Questo stesso argomento viene applicato allo sfruttamento continuato di animali non-umani, basato su un ordine percepito come “naturale”, plasmato dal capitalismo a tal punto da alterizzare esseri senzienti, da trasformare individui in entità simili a macchine, la cui primaria funzione è quella di un’unità di produzione. Proprio come lo stato esercita diritti di proprietà sull* uman* imprigionat* mentre mercifica la loro incarcerazione, così anche gli animali non-umani sono resi proprietà dell’industria sponsorizzata dallo stato, e la produttività (o riproduzione) dei loro corpi viene mercificata all’interno della gabbia.
La collocazione fisica della gabbia è di primaria importanza, non solo per rimuovere l’individuo incarcerato (umano o non-umano) dalla società ma, forse ancora più importante, per “rimuovere dalla vista, dalla responsabilità, la violenza che è intrinseca al suo funzionamento” (Wadiwel).
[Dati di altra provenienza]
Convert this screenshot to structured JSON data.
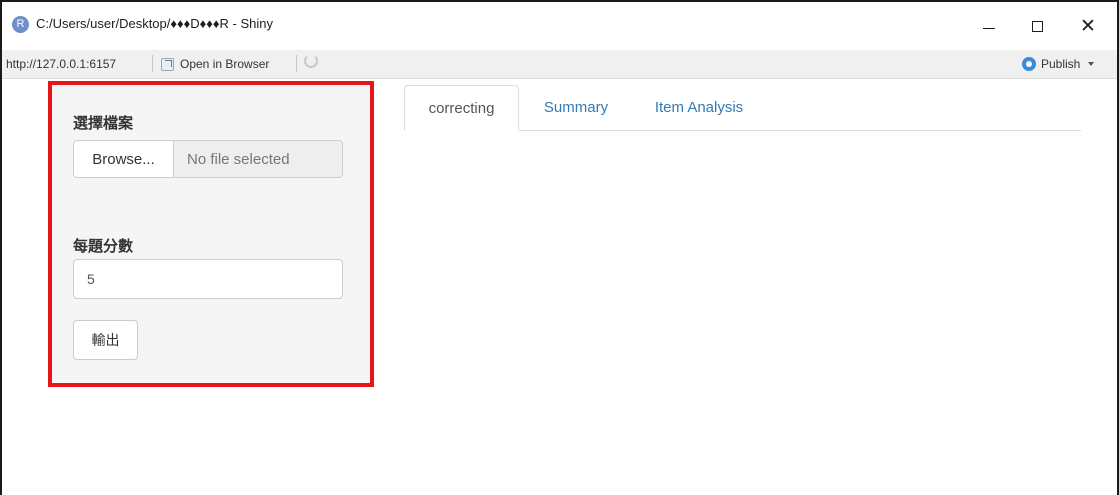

I muri, i lucchetti, le gabbie e la separazione dalle aree urbane, osservabili sia nelle carceri umane che non-umane, non sono analogie semplicemente fisiche; sono meccanismi strategici deliberatamente applicati per occultare la violenza inflitta a coloro che sono dentro dalla vista della comunità, e per assolvere quella comunità dalla responsabilità per coloro che sono incarcerat* al suo interno. Certo, ci sono differenze evidenti tra prigioni umane e non-umane. Un esempio, la maggioranza dell* prigioner* uman* alla fine lascia la propria gabbia fisica da viv* (anche se si potrebbe obiettare che i processi di istituzionalizzazione e di esclusione sociale continuativa rappresentano una gabbia psicologia e fisica con cui molt* ex-prigionier* dovranno fare i conti a lungo). Ad ogni modo, come afferma Steven Best “l’argomento non è se le esperienze e le forme di oppressione umane e non-umane sono identiche o che non ci sono differenze rilevanti da delineare, ma piuttosto che le somiglianze sono più importanti delle differenze”. 
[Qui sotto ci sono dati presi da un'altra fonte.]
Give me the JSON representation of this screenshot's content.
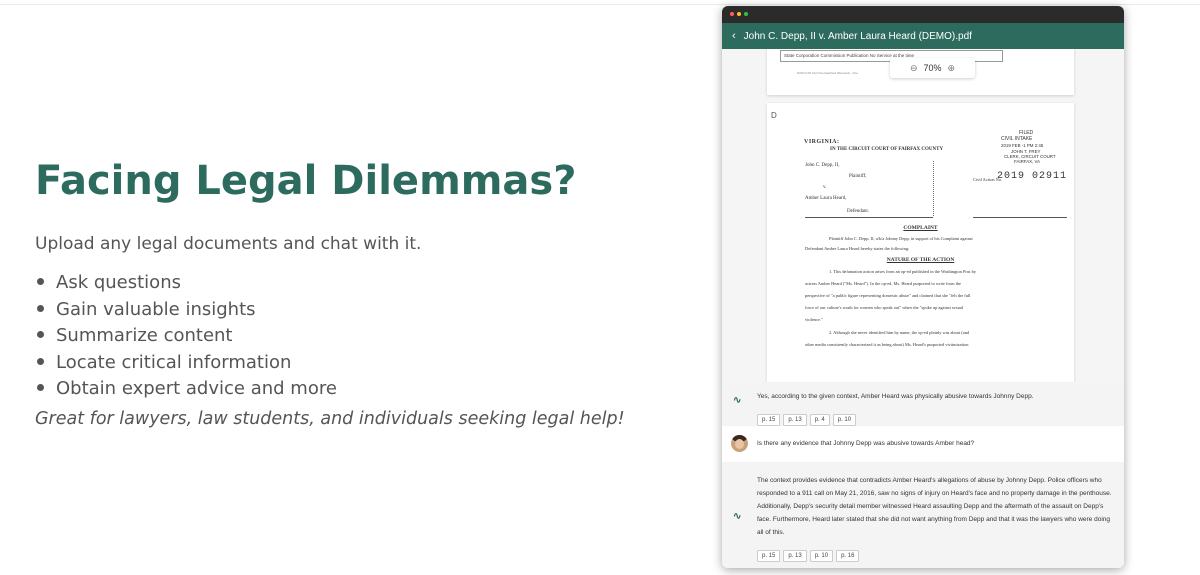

Inoltre, come strumento usato nella soppressione del dissenso politico, il sistema carcerario è fondamentalmente un ostacolo alla realizzazione della liberazione animale non-umana, attraverso la persecuzione e incarcerazione di quegli individui che escono dalla legge nel perseguire la giustizia. Supportare la continuazione del sistema carcerario significa supportare una macchina che lavora in diretta opposizione degli ideali fondamentali della liberazione stessa.
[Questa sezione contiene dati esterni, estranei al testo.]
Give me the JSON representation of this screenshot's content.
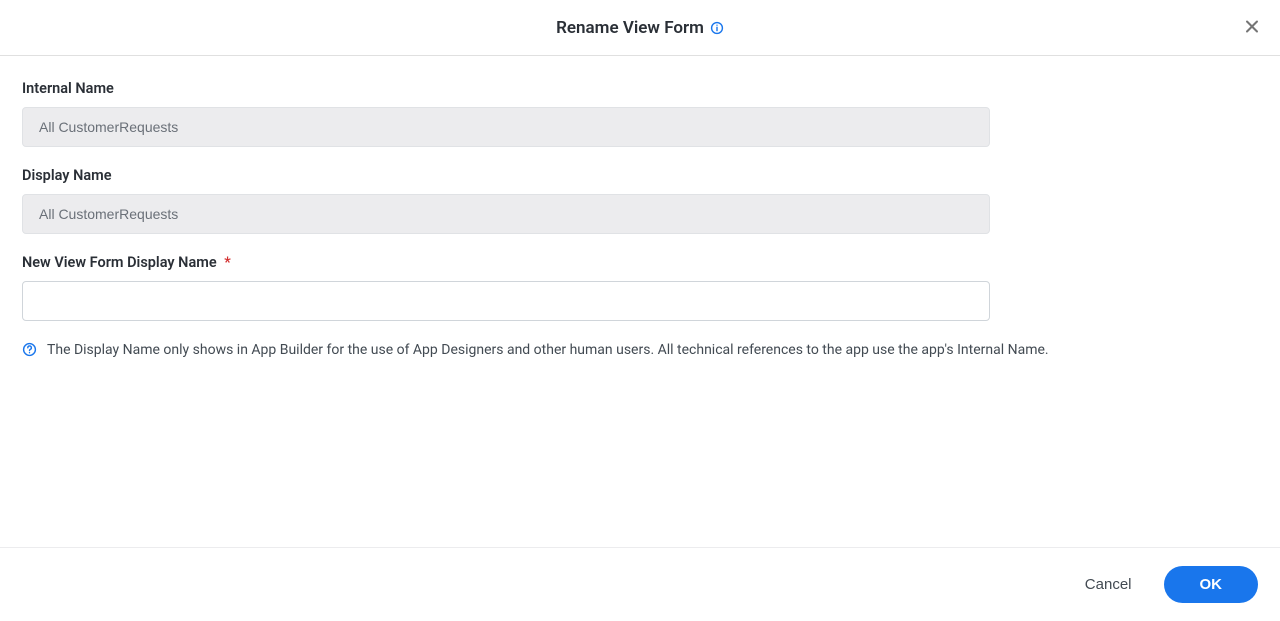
{
  "header": {
    "title": "Rename View Form"
  },
  "form": {
    "internal_name": {
      "label": "Internal Name",
      "value": "All CustomerRequests"
    },
    "display_name": {
      "label": "Display Name",
      "value": "All CustomerRequests"
    },
    "new_display_name": {
      "label": "New View Form Display Name",
      "required_mark": "*",
      "value": ""
    },
    "info_text": "The Display Name only shows in App Builder for the use of App Designers and other human users. All technical references to the app use the app's Internal Name."
  },
  "footer": {
    "cancel_label": "Cancel",
    "ok_label": "OK"
  }
}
Quando diciamo “finché ogni gabbia non sarà vuota” dobbiamo intendere la sua logica conclusione. Non puramente come retorica di liberare gli animali non-umani dalle loro prigioni, ma come dedizione allo smantellamento del sistema carcerario, fondamentalmente ingiusto, che impedisce la realizzazione della liberazione. È di centrale importanza che riconosciamo le disuguaglianze sociali che sono volutamente costruite dallo stato, dall’industria e dalle aziende multinazionali, in quanto mezzi per continuare a nutrire il sistema carcerario, e comprendere come il sistema carcerario plasmi le nostre relazioni con gli animali non-umani. E finché non decostruiremo il sistema e le carceri che imprigionano animali umani e non-umani, comprese le prigioni nella nostra testa, la liberazione continuerà a sfuggirci.